Staying abreast of user behavior is crucial for SEO. If you’re waiting to see what customers think and only then getting ready to respond, you’re already behind. AI tools enable marketers to glean real-time insights, and to optimize content–as needed–for each users’ individual needs.
Machine learning is integral to personalizing content. ML technology is what enables Google to understand the idea behind any given query. Its AI algorithm continuously augments that understanding as new words and queries are introduced. As algorithms get better at determining which content best meets the needs of each searcher, we are being challenged to create content that meets those needs; and to optimize it so that relevance is clear.
Thus a key function of machine learning is ascertaining user intentions. While most SEO experts are versed in techniques for content optimization, many are derelict when it comes to identifying intent. This is why it is important to know how to scrape Google SERPs to optimize for user intent. Custom SERP extractions (data mining, outreach list building, competitor intelligence) help with SEO strategy for many reasons, but determining INTENT is becoming the most pivotal.
Scraping useful data from SERPs has always been the bread and butter of SEO. This is typically a matter of making a list of SERP URLs that you want to crawl (presumably the URLs that Google would display for the query you enter). One can then use the same process to scrape results from the ‘People Also Ask’ suggestions that Google displays for certain keywords. It’s worth noting that there are already tools in place to glean insights. (For example, you can use Screaming Frog to extract related searches that Google displays for keywords.)
But how shall one find the best training data? A predictive model can be tested on, say, news headlines that can be scraped from Google Trends. But when building a model that takes into account INTENT, it is important to use a dataset with questions grouped by surmised intention.
AI tools can tell you which SERP features (local pack, featured snippets) are present for a keyword, but this isn’t always reliable for identifying what types of pages Google likes for organic results. You can assume the presence of a local pack to suggest visitor intent; but other search results might favor informational results that could be more applicable. Intent classification is still more of an art than a science; but the goal is still about gaining insights into how Google is interpreting query intent, clues of which are sometimes contained within the page titles and meta descriptions that Google displays.

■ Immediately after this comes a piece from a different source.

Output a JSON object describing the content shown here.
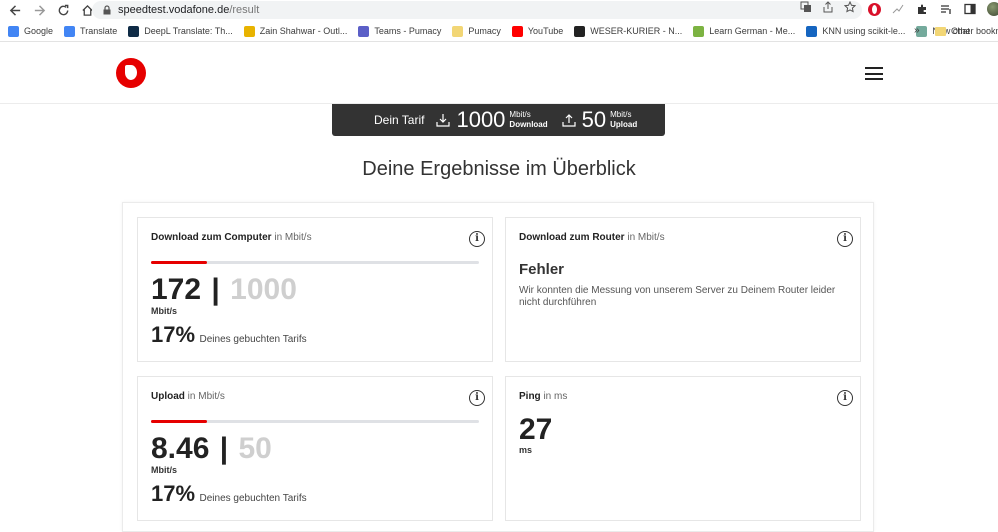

Custom extractions are commands given to a crawling tool to identify and extract information from a specific element on a webpage. In this case, the webpage we want to crawl just happens to be a SERP; and such data is invaluable for compiling an effective query classification dataset. You can just download the dataset from Kaggle (after logging in), then load it all into a data-frame in Google Colaboratory (“Colab”), which comes with the Tensorflow feature.
The key, then, is using AI to build predictive models. Uber recently released a tool called Ludwig that makes it possible to build and use predictive models with incredible ease. Ludwig can be run from within Colab in order to use Google’s free GPU runtime. Training deep learning models without using GPUs can be the difference between waiting a few minutes and waiting many hours. Instead of using a parallel CNN encoder to put together the training set, you can use the BERT encoder that was recently added to Ludwig. This encoder leverages a pre-trained model, which enables it to perform well without requiring too much input data. Ludwig’s output saves you from having to perform tasks manually; as it automatically parses the dataset into training, development, and testing.
Research groups from, say, Google or Facebook train a classification model on massive datasets (as with those from Imagenet when it comes to images). This process would take days and be very expensive. But once the training is done, the final part of the trained model is replaced, and retrained on new data to perform similar but new tasks. Such fine-tuning new datasets is a matter of grouping queries by their likely intent. (This is often a matter of surmising intentions by considering high search impressions and low number of clicks.) The training process is about removing noise (irrelevant data) from the input by trial and error; and reiterating that routine until you are left with only pertinent data.
SEO professionals can no longer consider visitors moving on a linear path from awareness to decision. Machine learning can help businesses understand and predict user intent in ways that simply aren’t possible manually, even with large staffs working around the clock.